Big debate on nurture vs. nature in this and current concensus is some of both.

There is NO therapy for these people that works and no medications--it is a personality disorder rather than an "illness" like depression or bi-polar that can be treated with medications. The psychopaths dont' want treatment, it is the world that is out of step and they do not value other's worth or humanity and use and abuse others without any guilt at all. Some of them are quite charming, too. I have worked with many of them in my career in mental health and believe me even "experts" can be conned--including me. (Even got the tee shirt!) but never hurts to be cautious.

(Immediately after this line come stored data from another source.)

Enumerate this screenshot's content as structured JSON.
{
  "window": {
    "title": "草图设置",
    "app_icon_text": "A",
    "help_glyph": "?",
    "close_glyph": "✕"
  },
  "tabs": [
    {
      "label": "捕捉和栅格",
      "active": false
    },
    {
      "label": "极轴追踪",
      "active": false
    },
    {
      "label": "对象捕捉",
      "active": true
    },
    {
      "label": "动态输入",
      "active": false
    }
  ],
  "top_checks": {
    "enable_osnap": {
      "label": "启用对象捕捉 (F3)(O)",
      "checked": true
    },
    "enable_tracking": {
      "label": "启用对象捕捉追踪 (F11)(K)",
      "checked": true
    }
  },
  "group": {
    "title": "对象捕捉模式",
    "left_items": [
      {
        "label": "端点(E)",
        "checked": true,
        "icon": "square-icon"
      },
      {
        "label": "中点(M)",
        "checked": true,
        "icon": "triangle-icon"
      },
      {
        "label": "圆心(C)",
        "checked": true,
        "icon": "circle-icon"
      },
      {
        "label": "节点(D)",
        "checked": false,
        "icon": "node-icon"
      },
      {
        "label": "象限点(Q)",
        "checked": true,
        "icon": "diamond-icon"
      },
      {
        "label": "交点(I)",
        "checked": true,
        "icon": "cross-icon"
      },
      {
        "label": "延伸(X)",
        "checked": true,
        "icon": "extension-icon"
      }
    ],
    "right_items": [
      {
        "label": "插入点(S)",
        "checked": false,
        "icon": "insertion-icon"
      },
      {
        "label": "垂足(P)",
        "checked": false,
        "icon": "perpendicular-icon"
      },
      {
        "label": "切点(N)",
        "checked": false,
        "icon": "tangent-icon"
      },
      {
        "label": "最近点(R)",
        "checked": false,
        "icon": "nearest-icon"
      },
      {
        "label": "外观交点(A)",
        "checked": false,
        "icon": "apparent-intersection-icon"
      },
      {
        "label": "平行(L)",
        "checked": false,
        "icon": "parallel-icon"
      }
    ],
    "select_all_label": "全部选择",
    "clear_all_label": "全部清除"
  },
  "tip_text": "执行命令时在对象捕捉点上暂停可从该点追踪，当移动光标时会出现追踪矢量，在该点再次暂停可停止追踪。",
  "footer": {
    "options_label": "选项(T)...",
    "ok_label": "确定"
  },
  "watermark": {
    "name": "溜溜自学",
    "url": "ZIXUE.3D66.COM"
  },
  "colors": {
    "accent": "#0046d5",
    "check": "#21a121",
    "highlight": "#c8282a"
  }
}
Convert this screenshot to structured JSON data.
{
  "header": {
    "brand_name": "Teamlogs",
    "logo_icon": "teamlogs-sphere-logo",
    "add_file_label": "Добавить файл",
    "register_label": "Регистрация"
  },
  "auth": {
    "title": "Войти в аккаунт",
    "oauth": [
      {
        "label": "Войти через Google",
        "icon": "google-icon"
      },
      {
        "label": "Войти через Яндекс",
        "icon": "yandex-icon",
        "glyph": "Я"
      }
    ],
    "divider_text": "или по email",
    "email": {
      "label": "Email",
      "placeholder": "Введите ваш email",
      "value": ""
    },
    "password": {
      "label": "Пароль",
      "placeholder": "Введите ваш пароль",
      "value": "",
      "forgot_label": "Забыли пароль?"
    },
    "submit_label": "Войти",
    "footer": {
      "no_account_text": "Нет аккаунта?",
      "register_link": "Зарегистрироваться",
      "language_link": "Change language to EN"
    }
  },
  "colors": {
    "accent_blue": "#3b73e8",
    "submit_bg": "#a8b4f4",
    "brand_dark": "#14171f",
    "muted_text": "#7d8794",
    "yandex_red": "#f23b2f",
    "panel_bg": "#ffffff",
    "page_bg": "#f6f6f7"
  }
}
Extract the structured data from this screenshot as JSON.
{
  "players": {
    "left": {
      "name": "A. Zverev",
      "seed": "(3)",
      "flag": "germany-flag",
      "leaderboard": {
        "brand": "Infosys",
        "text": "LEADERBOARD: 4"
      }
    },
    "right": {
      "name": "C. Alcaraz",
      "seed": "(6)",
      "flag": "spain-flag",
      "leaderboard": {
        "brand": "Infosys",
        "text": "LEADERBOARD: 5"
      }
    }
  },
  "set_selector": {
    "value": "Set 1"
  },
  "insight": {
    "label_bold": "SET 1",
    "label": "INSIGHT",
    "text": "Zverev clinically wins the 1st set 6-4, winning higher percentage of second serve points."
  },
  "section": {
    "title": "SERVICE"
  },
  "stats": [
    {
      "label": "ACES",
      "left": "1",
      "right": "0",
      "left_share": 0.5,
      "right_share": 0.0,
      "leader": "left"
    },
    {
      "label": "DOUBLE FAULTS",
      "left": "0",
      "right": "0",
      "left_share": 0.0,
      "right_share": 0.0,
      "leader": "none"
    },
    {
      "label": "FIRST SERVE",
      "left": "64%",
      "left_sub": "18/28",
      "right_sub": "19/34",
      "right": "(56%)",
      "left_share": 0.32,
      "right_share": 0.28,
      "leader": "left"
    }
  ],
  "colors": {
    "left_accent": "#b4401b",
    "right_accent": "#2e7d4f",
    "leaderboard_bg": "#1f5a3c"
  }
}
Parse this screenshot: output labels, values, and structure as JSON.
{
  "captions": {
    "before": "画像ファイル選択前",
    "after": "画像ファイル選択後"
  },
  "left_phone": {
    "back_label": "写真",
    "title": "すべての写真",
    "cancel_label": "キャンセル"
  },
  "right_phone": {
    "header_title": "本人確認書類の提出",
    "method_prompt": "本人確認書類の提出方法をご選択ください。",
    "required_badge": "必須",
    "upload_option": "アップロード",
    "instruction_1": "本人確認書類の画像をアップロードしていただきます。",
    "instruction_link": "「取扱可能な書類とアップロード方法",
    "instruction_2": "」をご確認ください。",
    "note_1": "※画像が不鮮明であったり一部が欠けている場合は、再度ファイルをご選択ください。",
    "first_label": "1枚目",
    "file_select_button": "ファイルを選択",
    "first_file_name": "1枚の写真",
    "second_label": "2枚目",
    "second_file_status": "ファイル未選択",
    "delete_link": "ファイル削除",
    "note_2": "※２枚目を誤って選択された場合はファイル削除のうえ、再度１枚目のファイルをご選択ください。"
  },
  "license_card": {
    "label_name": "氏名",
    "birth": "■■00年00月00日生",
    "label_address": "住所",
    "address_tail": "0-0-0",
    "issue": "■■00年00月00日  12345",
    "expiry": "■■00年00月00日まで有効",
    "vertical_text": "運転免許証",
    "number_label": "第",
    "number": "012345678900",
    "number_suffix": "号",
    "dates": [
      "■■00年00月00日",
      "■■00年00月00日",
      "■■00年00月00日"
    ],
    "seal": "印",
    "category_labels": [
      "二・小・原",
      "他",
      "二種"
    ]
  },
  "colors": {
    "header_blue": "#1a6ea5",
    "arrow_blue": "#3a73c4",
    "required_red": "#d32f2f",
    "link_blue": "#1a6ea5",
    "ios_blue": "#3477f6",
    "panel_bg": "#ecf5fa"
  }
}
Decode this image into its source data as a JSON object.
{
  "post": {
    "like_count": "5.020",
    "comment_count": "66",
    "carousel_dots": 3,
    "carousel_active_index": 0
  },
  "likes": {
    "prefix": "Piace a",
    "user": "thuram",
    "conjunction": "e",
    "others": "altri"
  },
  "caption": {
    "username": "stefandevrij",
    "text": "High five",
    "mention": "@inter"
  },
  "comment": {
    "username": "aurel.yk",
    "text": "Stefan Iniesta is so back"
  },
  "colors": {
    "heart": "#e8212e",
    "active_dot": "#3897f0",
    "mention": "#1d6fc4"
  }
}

Only "cure" is for you to get away from them and don't interact with them--sometimes that means leaving your job, your neighborhood, your marriage, etc. but "get the heck out of dodge."
 mystymorn
Joined: 2/12/2007
Msg: 74
Over 50
Posted: 2/20/2007 7:16:51 AM
just be real careful, cause loneliness does play a major factor for us older women..I have been divorced for 14 years and have played with the younger ones, middle aged ones and older ones..I find that all play games the same, but the older men do have a tendency to be a little more needy, not all mind you...just dont jump in the relationship before really getting to know someone in all aspects life(mentally, spiritually, maturity)...everyone good luck in your future endeavors
 Dragonpoo
Joined: 2/1/2007
Msg: 75
Over 50
Posted: 2/20/2007 8:38:01 AM
Great thread Blues; and, thanks for starting it!

I find that there does seem to be a certain "urgency factor" involved as I head into my so called "golden years". I think that we all want to feel things and do things and we are afraid that our ability to experience and enjoy will leave us overnight. It can be a very challenging delima to say the least! Maybe that's why it happens at the time we are supposed to be the wisest!